Les nombreux comptes semblant avoir publié des volumes importants de documents générés par l’IA semblent par ailleurs ne concerner qu’un lectorat faible, voire inexistant, relève WIRED. Un compte signalé par Pangram Labs comme ayant rédigé plusieurs articles consacrés à des cryptos avait ainsi publié six d’entre eux en une journée seulement, mais sans aucune interaction, suggérant un impact négligeable.
À l’inverse, WIRED a aussi constaté que d’autres articles signalés par Pangram, Originality et la société de détection de l’IA Reality Defender comme étant probablement générés par l’IA, avaient des centaines de « claps », similaires aux « likes » que l’on trouve sur d’autres plateformes, mais sans que l’on sache s’ils émanent d’être humains, ou de bots.
Medium est fait pour le storytelling humain, pas pour les articles GenAI
« Medium fonctionne essentiellement grâce à la curation humaine », rétorque Tony Stubblebine, le PDG de la plateforme, évoquant les 9 000 rédacteurs en chef des publications de Medium, ainsi que l’évaluation humaine supplémentaire des articles susceptibles d’être artificiellement « boostés ».
S’il reconnaît que les contenus GenAI publiés sur Medium « a probablement décuplé depuis le début de l’année », il s’oppose néanmoins à l’utilisation de détecteurs d’IA pour évaluer la portée du problème, en partie parce qu’il estime qu’ils ne peuvent pas faire la différence entre les messages entièrement générés par l’IA et les messages dans lesquels l’IA est utilisée de manière plus légère (ce que rejette le PDG de Pangram, au demeurant).
Contrairement à LinkedIn et Facebook, qui encouragent explicitement l’utilisation de l’IA, Medium n’autorise plus d’articles GenAI. « Medium est destiné à la narration humaine, pas à l’écriture générée par l’IA », avait souligné la plateforme sur son blog, l’an passé. « La grande majorité des histoires détectables générées par l’IA dans les flux bruts pour ces sujets font zéro vue », renchérit Stubblebine.

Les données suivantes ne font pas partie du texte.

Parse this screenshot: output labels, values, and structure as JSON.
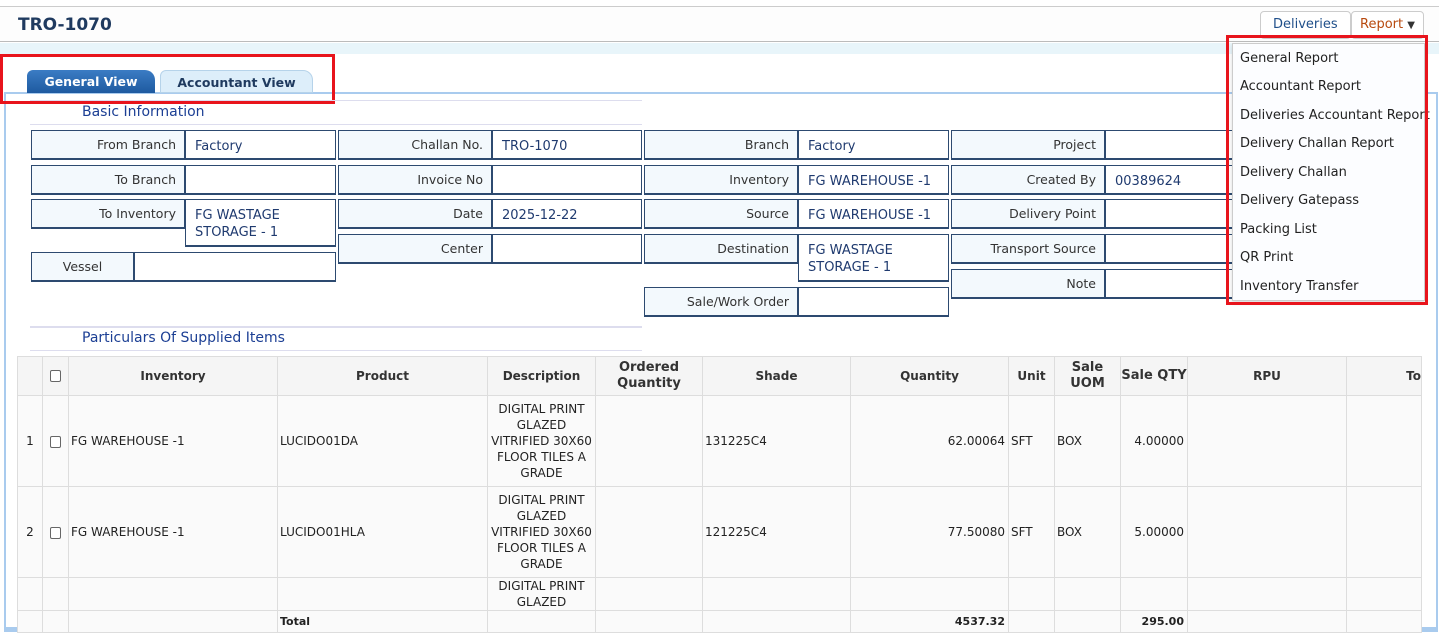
{
  "header": {
    "title": "TRO-1070",
    "deliveries_label": "Deliveries",
    "report_label": "Report",
    "report_icon": "chevron-down-icon"
  },
  "tabs": [
    {
      "label": "General View",
      "active": true
    },
    {
      "label": "Accountant View",
      "active": false
    }
  ],
  "basic": {
    "title": "Basic Information",
    "fields": [
      {
        "label": "From Branch",
        "value": "Factory"
      },
      {
        "label": "To Branch",
        "value": ""
      },
      {
        "label": "To Inventory",
        "value": "FG WASTAGE STORAGE - 1"
      },
      {
        "label": "Vessel",
        "value": ""
      },
      {
        "label": "Challan No.",
        "value": "TRO-1070"
      },
      {
        "label": "Invoice No",
        "value": ""
      },
      {
        "label": "Date",
        "value": "2025-12-22"
      },
      {
        "label": "Center",
        "value": ""
      },
      {
        "label": "Branch",
        "value": "Factory"
      },
      {
        "label": "Inventory",
        "value": "FG WAREHOUSE -1"
      },
      {
        "label": "Source",
        "value": "FG WAREHOUSE -1"
      },
      {
        "label": "Destination",
        "value": "FG WASTAGE STORAGE - 1"
      },
      {
        "label": "Sale/Work Order",
        "value": ""
      },
      {
        "label": "Project",
        "value": ""
      },
      {
        "label": "Created By",
        "value": "00389624"
      },
      {
        "label": "Delivery Point",
        "value": ""
      },
      {
        "label": "Transport Source",
        "value": ""
      },
      {
        "label": "Note",
        "value": ""
      }
    ]
  },
  "items": {
    "title": "Particulars Of Supplied Items",
    "columns": [
      "",
      "",
      "Inventory",
      "Product",
      "Description",
      "Ordered Quantity",
      "Shade",
      "Quantity",
      "Unit",
      "Sale UOM",
      "Sale QTY",
      "RPU",
      "To"
    ],
    "rows": [
      {
        "no": "1",
        "inventory": "FG WAREHOUSE -1",
        "product": "LUCIDO01DA",
        "description": "DIGITAL PRINT GLAZED VITRIFIED 30X60 FLOOR TILES A GRADE",
        "ordered": "",
        "shade": "131225C4",
        "quantity": "62.00064",
        "unit": "SFT",
        "sale_uom": "BOX",
        "sale_qty": "4.00000",
        "rpu": ""
      },
      {
        "no": "2",
        "inventory": "FG WAREHOUSE -1",
        "product": "LUCIDO01HLA",
        "description": "DIGITAL PRINT GLAZED VITRIFIED 30X60 FLOOR TILES A GRADE",
        "ordered": "",
        "shade": "121225C4",
        "quantity": "77.50080",
        "unit": "SFT",
        "sale_uom": "BOX",
        "sale_qty": "5.00000",
        "rpu": ""
      },
      {
        "description": "DIGITAL PRINT GLAZED"
      }
    ],
    "total": {
      "label": "Total",
      "quantity": "4537.32",
      "sale_qty": "295.00"
    }
  },
  "report_menu": [
    "General Report",
    "Accountant Report",
    "Deliveries Accountant Report",
    "Delivery Challan Report",
    "Delivery Challan",
    "Delivery Gatepass",
    "Packing List",
    "QR Print",
    "Inventory Transfer"
  ],
  "colors": {
    "accent": "#1f3a5f",
    "highlight": "#e8141c",
    "report": "#b84a0f"
  }
}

« À mesure que les outils d’IA générative se banalisent, les plateformes qui renoncent à essayer d’éliminer les bots incuberont un monde en ligne dans lequel le travail créé par les humains deviendra de plus en plus difficile à trouver sur les plateformes submergées par l’IA », conclut WIRED, en écho à la théorie de l’Internet mort.
Estampillée complotiste, elle avance qu’Internet ne serait pratiquement plus peuplé que par des bots et que la majorité du contenu est généré par des algorithmes, marginalisant l’activité humaine.